Pension présidentielle TUNISIE - 23 octobre 2005 -

Une loi fixe désormais les avantages matériels alloués aux anciens chefs de l’État.

Les présidents tunisiens bénéficieront désormais, après leur départ, des mêmes avantages matériels et sécuritaires que ceux dont jouit un président en exercice. Leurs conjoints et leurs enfants également. C’est ce que stipule une loi publiée au Journal officiel de la République tunisienne (JORT) en date du 30 septembre 2005 et dont les médias tunisiens n’ont pas rendu compte. Discrètement débattue et approuvée le 26 septembre par la Chambre des députés théoriquement en vacances, la loi précise que, dès la cessation de ses fonctions, le président de la République bénéficie d’une rente viagère équivalente à l’indemnité de son successeur et des mêmes avantages en nature.

Sa sécurité (de même que celle de son conjoint et de ses enfants) est assurée dans des conditions identiques à celles accordées au président en exercice.

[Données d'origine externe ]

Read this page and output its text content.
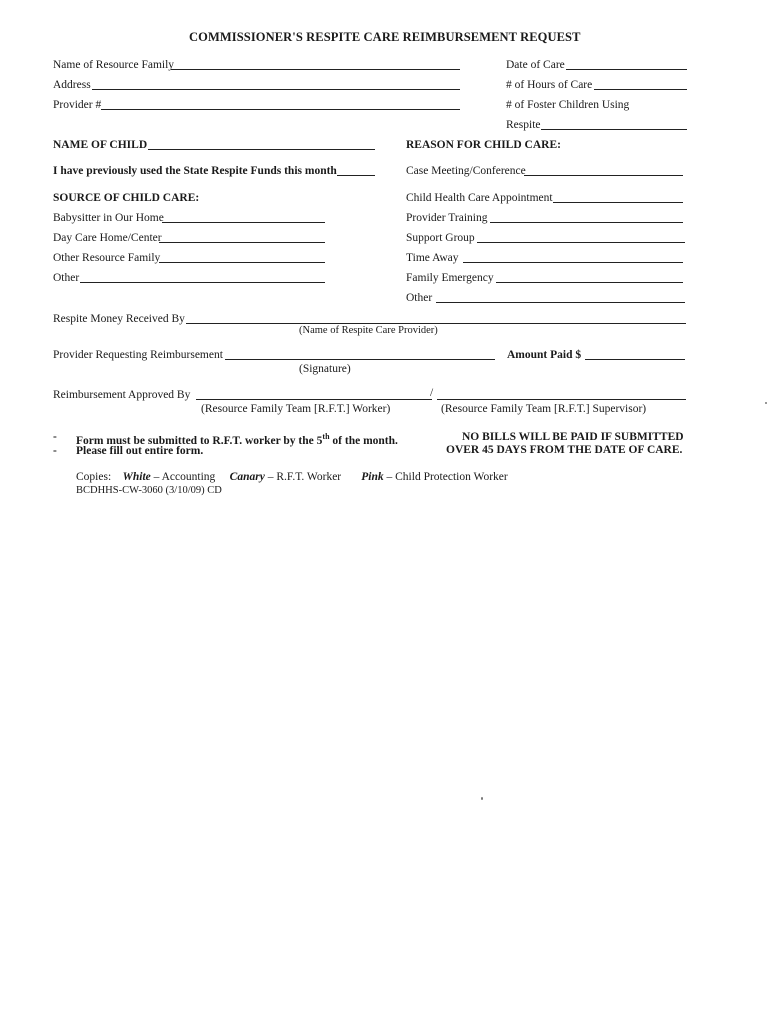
COMMISSIONER'S RESPITE CARE REIMBURSEMENT REQUEST
Name of Resource Family
Address
Provider #
Date of Care
# of Hours of Care
# of Foster Children Using
Respite
NAME OF CHILD	REASON FOR CHILD CARE:
I have previously used the State Respite Funds this month
SOURCE OF CHILD CARE:
Babysitter in Our Home
Day Care Home/Center
Other Resource Family
Other
Case Meeting/Conference
Child Health Care Appointment
Provider Training
Support Group
Time Away
Family Emergency
Other
Respite Money Received By
(Name of Respite Care Provider)
Provider Requesting Reimbursement
(Signature)
Amount Paid $
Reimbursement Approved By	/
(Resource Family Team [R.F.T.] Worker)	(Resource Family Team [R.F.T.] Supervisor)
- Form must be submitted to R.F.T. worker by the 5th of the month.
- Please fill out entire form.
NO BILLS WILL BE PAID IF SUBMITTED
OVER 45 DAYS FROM THE DATE OF CARE.
Copies: White – Accounting Canary – R.F.T. Worker Pink – Child Protection Worker
BCDHHS-CW-3060 (3/10/09) CD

Parmi les avantages en nature énumérés figurent le logement meublé avec son personnel de service et ses frais d’entretien, les dépenses relatives au téléphone, au chauffage, à la consommation d’eau, de gaz et d’électricité, les moyens de transport et les chauffeurs. L’ancien chef de l’État bénéficie aussi des prestations de santé pour lui-même, pour son conjoint et ses enfants (jusqu’à l’âge de 25 ans pour ces derniers).

En cas de décès, son conjoint touche une rente viagère équivalente à 80 % de l’indemnité allouée au président en exercice, majorée de 10 % pour chaque enfant mineur, sans que le montant total ne dépasse l’indemnité du chef de l’État en exercice. Le conjoint et les enfants continuent de bénéficier des avantages en nature, des prestations de santé et des précautions de sécurité dans les mêmes conditions que le président en titre.

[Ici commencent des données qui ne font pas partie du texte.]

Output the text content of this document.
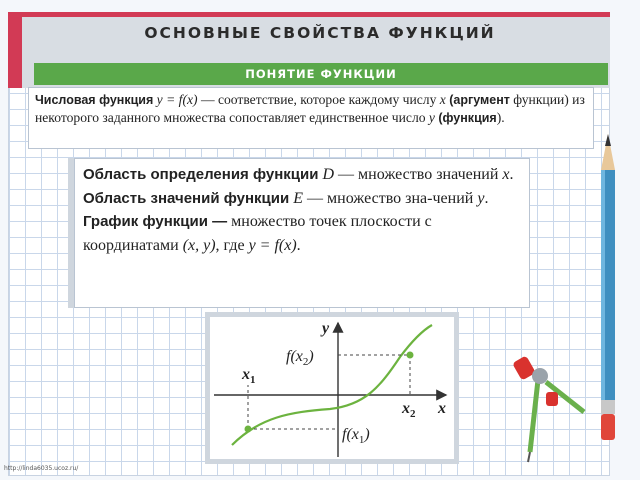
ОСНОВНЫЕ СВОЙСТВА ФУНКЦИЙ
ПОНЯТИЕ ФУНКЦИИ
Числовая функция y = f(x) — соответствие, которое каждому числу x (аргумент функции) из некоторого заданного множества сопоставляет единственное число y (функция).
Область определения функции D — множество значений x.
Область значений функции E — множество зна-чений y.
График функции — множество точек плоскости с координатами (x, y), где y = f(x).
y
x
$x_1$
$x_2$
$f(x_2)$
$f(x_1)$
http://linda6035.ucoz.ru/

Le président Ben Ali, qui termine son présent mandat en 2009 mais est rééligible, serait donc le premier à profiter des avantages de cette loi. Celle-ci vient combler un flou juridique quant aux conditions de vie et de sécurité des présidents sortants et qui, de ce fait, relevaient du pouvoir régalien du successeur. Le seul précédent est celui du président Habib Bourguiba auquel Zine el-Abidine Ben Ali a succédé le 7 novembre 1987. Bourguiba a terminé ses jours dans une résidence gardée appartenant à l’État dans sa ville natale de Monastir. Étant donné son âge avancé, il a bénéficié, outre le personnel de service, de la présence d’une équipe d’infirmiers ainsi que de la visite d’un médecin au moins une fois par semaine jusqu’à son décès en 2000.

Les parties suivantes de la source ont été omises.